So just a few of the conditions we see. Just look on the left hand side there first. So think about chest pain, collapse, sepsis, mental health emergencies, malignancies. So think about chest pain and some of the unusual presentations. Chest pain, you know, women and young people still do get significant amounts of chest pain. Women in particular, whilst they do have considerable cardiovascular mortality, we tend not to treat them the same as we do with, you know, men who are, you know, myself, a 54-year-old male getting chest pain, you would take very seriously. I had a 34-year-old woman last week with not that much in the way of risk factors who had some atypical chest pain. Not quite a, you know, normalish ECG, who I thought, well, let us give her some aspirin and let us just check her troponin, and then her troponin came back extremely elevated, and you know, those biases could have led me somewhere else with her.
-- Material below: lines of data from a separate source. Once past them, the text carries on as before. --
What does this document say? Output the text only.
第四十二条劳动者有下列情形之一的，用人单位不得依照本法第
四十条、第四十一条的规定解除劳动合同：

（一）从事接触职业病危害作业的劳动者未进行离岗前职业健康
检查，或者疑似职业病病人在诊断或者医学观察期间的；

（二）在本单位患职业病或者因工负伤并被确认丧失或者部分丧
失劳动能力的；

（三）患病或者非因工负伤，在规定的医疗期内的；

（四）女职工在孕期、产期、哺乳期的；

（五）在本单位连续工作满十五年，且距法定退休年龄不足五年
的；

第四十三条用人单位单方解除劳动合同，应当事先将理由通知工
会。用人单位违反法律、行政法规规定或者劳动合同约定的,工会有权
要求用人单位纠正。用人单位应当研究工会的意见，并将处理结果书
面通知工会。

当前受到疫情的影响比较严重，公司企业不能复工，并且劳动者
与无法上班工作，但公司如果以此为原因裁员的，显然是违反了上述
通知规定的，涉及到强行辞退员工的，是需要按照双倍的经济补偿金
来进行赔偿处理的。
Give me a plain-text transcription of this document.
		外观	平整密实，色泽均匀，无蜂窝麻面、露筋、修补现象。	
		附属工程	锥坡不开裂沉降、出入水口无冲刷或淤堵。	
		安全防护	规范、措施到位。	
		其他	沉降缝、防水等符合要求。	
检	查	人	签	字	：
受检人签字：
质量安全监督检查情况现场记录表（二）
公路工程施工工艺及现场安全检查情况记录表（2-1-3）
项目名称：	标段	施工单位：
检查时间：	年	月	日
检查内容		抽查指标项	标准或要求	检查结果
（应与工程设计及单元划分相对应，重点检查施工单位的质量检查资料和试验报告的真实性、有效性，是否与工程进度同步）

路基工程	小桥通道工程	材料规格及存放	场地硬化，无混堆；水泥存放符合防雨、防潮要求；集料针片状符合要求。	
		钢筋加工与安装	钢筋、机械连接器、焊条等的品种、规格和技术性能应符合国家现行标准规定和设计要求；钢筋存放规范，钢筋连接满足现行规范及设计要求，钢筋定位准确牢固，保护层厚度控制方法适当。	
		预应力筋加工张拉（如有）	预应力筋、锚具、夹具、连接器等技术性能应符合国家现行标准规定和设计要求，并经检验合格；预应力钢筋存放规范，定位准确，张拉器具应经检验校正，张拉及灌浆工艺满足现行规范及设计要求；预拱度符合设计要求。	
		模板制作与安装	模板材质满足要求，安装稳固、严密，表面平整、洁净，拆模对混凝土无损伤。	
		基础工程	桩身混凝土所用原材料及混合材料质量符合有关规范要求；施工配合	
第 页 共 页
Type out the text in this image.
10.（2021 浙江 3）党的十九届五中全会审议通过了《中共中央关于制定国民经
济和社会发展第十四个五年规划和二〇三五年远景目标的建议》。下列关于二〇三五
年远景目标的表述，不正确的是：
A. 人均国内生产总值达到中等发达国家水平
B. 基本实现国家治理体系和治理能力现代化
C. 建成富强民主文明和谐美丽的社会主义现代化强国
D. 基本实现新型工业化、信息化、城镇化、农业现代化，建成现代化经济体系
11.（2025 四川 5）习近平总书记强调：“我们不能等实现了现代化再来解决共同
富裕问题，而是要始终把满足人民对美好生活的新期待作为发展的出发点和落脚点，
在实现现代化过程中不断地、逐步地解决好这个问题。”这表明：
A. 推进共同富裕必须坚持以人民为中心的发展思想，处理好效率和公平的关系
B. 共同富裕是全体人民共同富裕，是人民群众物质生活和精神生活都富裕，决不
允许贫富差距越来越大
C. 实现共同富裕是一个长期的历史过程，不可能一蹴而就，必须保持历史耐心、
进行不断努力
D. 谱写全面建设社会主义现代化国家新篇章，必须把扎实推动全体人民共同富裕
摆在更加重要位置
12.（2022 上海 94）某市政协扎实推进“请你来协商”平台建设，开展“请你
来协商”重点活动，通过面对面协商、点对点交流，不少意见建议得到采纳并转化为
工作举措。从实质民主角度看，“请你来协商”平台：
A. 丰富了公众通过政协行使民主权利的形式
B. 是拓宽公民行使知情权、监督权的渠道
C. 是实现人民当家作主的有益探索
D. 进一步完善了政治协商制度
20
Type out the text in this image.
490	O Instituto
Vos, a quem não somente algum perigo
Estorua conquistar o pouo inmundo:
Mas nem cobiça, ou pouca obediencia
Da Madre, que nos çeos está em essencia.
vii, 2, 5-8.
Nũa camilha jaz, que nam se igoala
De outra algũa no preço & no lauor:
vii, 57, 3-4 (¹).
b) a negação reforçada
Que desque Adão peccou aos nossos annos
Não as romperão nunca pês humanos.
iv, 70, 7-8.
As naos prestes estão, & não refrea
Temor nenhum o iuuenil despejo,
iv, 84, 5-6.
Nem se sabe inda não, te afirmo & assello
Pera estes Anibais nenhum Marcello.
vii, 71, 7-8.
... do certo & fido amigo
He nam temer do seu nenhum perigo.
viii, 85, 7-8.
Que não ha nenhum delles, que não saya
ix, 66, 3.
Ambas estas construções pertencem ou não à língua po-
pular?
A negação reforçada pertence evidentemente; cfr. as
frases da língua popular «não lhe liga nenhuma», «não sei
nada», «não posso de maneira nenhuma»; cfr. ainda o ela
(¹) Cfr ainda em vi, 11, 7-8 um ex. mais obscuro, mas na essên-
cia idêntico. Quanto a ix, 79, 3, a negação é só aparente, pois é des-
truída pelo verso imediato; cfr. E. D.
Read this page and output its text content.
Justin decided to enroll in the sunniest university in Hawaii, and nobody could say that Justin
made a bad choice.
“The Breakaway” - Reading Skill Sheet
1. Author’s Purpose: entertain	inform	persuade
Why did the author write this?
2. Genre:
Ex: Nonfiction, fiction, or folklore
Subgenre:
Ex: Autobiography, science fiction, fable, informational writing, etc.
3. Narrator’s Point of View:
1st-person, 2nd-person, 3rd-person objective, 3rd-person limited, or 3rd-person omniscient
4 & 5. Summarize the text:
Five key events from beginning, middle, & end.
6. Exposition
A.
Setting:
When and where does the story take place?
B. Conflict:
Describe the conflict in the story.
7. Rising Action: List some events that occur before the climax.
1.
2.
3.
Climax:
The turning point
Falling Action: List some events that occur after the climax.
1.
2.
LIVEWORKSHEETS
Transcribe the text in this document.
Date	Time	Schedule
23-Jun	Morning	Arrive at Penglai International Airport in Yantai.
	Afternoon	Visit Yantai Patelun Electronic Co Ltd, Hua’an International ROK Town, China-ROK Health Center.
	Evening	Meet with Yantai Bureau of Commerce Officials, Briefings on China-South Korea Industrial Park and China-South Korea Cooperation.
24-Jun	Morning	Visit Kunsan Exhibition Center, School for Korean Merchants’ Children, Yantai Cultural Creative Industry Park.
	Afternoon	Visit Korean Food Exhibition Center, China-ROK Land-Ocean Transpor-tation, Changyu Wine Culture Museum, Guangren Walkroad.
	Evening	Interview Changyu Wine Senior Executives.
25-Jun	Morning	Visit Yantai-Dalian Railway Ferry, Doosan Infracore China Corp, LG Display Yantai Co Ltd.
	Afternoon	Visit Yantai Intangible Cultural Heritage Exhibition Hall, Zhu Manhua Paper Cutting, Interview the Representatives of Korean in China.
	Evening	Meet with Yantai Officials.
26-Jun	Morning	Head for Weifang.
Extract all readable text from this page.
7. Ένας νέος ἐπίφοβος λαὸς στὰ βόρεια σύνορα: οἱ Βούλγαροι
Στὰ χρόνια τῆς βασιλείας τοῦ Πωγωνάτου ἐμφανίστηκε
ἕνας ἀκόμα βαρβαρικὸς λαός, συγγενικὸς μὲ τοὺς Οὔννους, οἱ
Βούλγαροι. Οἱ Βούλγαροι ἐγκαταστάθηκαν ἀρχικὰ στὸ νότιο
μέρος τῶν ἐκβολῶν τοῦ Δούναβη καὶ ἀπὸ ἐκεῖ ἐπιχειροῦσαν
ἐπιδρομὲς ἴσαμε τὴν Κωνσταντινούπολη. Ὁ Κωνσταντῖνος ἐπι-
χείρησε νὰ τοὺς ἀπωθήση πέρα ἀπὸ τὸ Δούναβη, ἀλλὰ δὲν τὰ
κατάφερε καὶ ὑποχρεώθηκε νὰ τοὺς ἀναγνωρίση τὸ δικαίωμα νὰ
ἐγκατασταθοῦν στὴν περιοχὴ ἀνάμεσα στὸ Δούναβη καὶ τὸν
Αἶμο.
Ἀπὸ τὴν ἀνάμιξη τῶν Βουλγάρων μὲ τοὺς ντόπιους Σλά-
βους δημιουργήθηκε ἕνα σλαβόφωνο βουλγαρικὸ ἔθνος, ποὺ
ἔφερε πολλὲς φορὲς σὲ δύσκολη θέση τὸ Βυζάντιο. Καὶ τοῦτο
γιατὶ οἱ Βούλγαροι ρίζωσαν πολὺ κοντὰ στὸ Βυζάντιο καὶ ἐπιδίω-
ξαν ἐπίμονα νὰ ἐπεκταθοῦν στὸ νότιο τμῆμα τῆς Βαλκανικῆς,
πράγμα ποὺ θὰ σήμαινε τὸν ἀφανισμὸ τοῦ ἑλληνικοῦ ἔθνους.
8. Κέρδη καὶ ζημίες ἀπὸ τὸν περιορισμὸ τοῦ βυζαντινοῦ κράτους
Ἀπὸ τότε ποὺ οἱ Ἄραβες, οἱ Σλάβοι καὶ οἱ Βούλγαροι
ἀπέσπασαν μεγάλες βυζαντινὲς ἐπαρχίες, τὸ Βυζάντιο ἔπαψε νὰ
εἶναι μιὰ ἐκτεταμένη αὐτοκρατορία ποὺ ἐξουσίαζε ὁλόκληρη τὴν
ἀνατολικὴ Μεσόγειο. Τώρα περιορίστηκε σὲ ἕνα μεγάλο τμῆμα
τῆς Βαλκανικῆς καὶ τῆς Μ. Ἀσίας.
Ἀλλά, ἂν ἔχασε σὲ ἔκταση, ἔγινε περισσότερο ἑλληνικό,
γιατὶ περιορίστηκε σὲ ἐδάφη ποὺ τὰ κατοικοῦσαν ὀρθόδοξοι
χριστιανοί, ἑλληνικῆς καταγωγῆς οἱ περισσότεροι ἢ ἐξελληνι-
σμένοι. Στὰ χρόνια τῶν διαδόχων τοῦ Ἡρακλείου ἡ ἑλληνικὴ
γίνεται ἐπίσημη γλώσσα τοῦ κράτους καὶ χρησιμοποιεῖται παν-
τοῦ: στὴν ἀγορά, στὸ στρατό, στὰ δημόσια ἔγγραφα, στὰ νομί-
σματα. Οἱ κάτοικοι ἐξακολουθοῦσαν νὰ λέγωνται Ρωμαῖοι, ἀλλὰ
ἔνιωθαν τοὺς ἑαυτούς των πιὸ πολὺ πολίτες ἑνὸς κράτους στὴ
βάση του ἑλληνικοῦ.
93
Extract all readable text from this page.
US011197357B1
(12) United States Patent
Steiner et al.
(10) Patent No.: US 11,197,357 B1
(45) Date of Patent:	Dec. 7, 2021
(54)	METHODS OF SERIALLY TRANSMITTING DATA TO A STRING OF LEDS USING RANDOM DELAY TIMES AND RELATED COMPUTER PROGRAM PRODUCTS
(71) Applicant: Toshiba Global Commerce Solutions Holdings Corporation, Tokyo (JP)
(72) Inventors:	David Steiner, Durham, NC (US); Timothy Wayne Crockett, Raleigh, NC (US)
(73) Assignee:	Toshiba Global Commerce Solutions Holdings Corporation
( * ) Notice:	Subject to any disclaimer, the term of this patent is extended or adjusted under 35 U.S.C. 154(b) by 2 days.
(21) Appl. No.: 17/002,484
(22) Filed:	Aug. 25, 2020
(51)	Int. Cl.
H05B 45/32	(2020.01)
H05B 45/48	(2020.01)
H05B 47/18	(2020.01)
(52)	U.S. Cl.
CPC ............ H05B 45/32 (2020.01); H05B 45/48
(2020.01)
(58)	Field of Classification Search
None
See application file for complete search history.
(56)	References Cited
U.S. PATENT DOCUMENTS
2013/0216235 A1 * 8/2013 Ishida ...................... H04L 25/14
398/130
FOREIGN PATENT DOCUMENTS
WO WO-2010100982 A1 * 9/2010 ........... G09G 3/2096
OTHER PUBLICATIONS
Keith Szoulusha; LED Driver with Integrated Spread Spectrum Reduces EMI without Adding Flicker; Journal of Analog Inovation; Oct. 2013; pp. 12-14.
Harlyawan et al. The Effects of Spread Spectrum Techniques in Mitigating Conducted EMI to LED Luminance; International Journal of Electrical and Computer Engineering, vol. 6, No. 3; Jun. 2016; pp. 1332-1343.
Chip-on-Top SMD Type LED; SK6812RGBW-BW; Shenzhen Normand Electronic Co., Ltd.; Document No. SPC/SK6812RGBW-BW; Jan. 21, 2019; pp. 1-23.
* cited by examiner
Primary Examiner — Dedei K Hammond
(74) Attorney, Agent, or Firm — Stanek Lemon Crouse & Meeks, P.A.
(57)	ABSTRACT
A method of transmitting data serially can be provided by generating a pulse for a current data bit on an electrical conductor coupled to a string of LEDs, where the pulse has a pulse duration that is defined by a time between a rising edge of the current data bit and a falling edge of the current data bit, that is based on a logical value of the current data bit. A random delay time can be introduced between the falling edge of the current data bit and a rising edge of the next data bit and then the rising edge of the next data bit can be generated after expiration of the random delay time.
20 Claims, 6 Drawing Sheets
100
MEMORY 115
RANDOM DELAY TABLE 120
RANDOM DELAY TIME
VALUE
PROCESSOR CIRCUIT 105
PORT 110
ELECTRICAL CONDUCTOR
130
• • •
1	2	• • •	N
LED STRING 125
A patient with syncope. And you know I will talk about this on the next slide. As an example, it is a spectrum of the same pathophysiology. It might be nothing, could be something. Similarly, sepsis. Early sepsis I vague, non-specific symptoms, but can very rapidly become overwhelming. Mental health emergencies. It is so much better to keep people well out in the community with all those services that exist. Yes, they are not quite there, are they? Instead of them being dragged in by the police and ambulance, and me having to use five people to restrain them, so I can safely sedate them and assess them and then keep them in my emergency department for four to five days, waiting for a mental health bed. And many malignancies, you know, they have early signs, but as I have talked about, our biases may prevent us from recognising that.
Now the thing I want to say, just remember the cases that are due to misdiagnosis. Cancer, vascular events and infection. That is your chest pain, collapse, sepsis and cancers on this thing here. These are on a spectrum, aren’t they? They could be a little bit of chest pain, or could be the massive ST elevation infarct with a cardiac arrest. The collapse could be a bit of syncope, could be right through to a form of shock, cardiac arrest and death. Sepsis, mild bit of illness, starting to get a bit sicker and sicker, and then you have overwhelming septic shock. Malignancies, as I said, early signs, presenting late with metastases and a poor outcome. These are the malpractice cases, but they are all also cases that exist back on this line here. We can either diagnose them up here where we can overcome those biases that I was talking about and look for some subtle clinical clues to recognise that maybe they are about to go down here. Or we can ignore those clues, and you know, do not address the biases, and then they get picked up down here. And so these cases, which are the big causes of misdiagnosis and medical litigation are on this slide. And again, I just threw a few other things out there as well. You know, abdominal pain, worse than clinically suggests, ischemic bowel or is there volvulus? You know they are still out there. Syncope, as I said, the unexplained tachycardia, could it be a PE? Chest pain in women, abdominal pain in women, the ectopic pregnancy, ovarian torsion, endometriosis. We treat women terribly with abdominal pain endometriosis and acute coronary syndrome in our health system. Change in bowel habit in young men.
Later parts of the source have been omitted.